Joshua M. Hare, M.D., brings labs and research to Miami
New Cardiology Chief Pioneers Research in Repairing Hearts

 

hen Joshua M. Hare, M.D., arrives in Miami in January, the Miller School of Medicine campus is going to feel a lot like home to him. That’s because the vast majority of his lab team from The Johns Hopkins University will also be here.

Hare, professor of medicine and biomedical engineering, has joined the Miller School as chief of the Division of Cardiology and director of the new Interdisciplinary Stem Cell Institute. Joining him in Miami will be up to 10 postdoctoral fellows, technicians, and graduate students from Hare’s lab at Johns Hopkins.

“I am very excited by the energy and attitude toward developing additional programs at the University of Miami,” Hare says. “The president and the dean have a very forward-thinking approach to academic medicine, one in which I think academics will flourish.”

Hare’s lab at Hopkins has been pioneering the use of stem cell therapy to repair damaged hearts. At the Miller School, Hare hopes to “make stem cell therapy for hearts a linear process—from the bench to the bedside and, importantly, back to the bench again. We are ideally poised to do clinical trials and to move the scientific field forward.”

“Josh Hare is an outstanding cardiologist who directs the heart failure programs at Johns Hopkins, a premier heart center in the United States. Hare, the thought leader in our field, rejects the idea that we are doing enough for our patients with injured hearts,” says Pascal J. Goldschmidt, M.D., senior vice president for medical affairs and dean of the Miller School of Medicine. “The need is for novel interventions that aim at reconstituting normal cardiac tissue where the heart has been destroyed.”

The use of cell therapy to repair the damaged heart provides patients afflicted with the nation’s most common disorder “an opportunity that is unmatched, barely explored, and incredibly promising,” says Goldschmidt.
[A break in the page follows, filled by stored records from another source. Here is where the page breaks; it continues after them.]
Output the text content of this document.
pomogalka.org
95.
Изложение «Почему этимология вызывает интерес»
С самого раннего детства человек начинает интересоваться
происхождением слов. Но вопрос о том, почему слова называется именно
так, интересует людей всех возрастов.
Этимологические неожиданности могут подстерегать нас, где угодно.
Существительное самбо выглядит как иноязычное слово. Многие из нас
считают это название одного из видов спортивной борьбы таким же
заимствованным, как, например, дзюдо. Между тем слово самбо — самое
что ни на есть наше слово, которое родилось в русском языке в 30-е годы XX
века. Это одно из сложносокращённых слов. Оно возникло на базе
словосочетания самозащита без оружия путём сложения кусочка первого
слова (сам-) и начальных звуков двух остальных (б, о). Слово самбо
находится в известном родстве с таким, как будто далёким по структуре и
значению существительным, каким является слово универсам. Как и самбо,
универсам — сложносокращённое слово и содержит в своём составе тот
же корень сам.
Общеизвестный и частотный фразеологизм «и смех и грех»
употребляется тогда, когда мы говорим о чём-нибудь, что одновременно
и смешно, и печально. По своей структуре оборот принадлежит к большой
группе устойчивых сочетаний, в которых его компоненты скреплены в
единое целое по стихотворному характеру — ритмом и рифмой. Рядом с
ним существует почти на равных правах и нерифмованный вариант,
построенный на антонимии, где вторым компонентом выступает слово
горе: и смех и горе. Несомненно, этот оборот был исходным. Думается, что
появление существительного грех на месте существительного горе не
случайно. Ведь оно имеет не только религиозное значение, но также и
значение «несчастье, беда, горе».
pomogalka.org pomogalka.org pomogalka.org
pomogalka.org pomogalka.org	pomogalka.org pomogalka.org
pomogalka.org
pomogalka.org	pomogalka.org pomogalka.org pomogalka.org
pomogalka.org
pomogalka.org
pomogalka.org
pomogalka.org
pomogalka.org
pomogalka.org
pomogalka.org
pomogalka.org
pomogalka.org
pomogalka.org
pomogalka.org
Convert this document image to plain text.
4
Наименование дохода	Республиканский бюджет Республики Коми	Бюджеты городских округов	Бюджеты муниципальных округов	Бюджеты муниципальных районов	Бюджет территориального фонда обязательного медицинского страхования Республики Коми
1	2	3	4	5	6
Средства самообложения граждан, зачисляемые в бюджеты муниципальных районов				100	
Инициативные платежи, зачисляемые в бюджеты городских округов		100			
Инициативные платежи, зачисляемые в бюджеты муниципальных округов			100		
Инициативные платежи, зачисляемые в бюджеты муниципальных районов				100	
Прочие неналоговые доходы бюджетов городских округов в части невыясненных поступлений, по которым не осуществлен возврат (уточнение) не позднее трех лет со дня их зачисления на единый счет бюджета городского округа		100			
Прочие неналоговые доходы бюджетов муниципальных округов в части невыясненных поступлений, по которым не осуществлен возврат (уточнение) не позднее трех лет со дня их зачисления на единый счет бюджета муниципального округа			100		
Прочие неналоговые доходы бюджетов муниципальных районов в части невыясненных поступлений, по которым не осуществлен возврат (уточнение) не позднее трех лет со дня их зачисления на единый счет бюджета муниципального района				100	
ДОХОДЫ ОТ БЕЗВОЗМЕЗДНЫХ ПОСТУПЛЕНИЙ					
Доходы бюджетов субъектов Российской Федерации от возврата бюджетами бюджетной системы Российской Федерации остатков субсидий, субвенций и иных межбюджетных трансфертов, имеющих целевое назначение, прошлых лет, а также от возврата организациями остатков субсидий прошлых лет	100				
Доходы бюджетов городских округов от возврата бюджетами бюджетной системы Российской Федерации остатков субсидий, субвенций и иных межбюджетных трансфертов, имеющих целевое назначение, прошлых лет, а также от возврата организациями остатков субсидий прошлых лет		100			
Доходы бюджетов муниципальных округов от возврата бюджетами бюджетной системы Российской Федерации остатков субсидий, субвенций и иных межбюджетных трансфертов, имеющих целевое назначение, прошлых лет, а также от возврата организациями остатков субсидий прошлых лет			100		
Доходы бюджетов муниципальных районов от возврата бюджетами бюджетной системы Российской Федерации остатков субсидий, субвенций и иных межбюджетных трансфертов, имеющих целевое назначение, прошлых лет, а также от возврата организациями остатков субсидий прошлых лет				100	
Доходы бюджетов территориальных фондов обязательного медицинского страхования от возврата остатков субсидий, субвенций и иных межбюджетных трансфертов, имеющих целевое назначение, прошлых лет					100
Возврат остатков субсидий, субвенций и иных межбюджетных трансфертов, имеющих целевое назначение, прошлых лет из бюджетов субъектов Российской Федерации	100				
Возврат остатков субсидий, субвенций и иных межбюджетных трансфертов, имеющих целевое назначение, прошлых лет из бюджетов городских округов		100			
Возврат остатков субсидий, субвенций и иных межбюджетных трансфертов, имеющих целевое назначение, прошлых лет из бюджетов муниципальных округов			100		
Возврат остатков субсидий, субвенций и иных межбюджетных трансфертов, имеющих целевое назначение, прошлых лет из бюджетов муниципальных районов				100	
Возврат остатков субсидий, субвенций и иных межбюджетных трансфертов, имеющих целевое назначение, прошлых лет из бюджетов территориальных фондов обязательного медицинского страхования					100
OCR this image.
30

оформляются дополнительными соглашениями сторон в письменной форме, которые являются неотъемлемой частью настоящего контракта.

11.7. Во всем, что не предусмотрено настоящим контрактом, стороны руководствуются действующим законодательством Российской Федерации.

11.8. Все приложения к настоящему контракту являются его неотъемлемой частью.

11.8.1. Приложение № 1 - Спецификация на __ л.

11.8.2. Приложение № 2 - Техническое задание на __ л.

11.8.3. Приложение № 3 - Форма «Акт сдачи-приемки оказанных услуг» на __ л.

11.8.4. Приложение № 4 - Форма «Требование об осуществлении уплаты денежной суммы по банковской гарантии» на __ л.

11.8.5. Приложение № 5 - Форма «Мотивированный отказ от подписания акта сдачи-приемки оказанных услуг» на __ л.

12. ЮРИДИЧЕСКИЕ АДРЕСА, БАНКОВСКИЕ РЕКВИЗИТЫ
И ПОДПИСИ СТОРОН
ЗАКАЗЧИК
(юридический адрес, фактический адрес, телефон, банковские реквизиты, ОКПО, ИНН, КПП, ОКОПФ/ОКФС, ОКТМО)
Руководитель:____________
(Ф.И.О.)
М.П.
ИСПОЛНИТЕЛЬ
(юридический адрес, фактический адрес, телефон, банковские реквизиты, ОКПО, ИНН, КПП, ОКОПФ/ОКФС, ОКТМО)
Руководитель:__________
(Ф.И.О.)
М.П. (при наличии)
Hare views building the stem cell institute as “an opportunity that will enable existing programs to work together synergistically. Part of my enthusiasm for coming is that we’ll be able to do everything right from the beginning. We really have a building opportunity here, and we will build a world-class program with the support of the administration and the University’s Board of Trustees.”

The individuals in Hare’s soon-to-be-transplanted laboratory are equally as eager to build the newly formed stem cell institute. “A year from now, our program will be firing on all cylinders and will have introduced many new research technologies to aid our work,” Hare vows.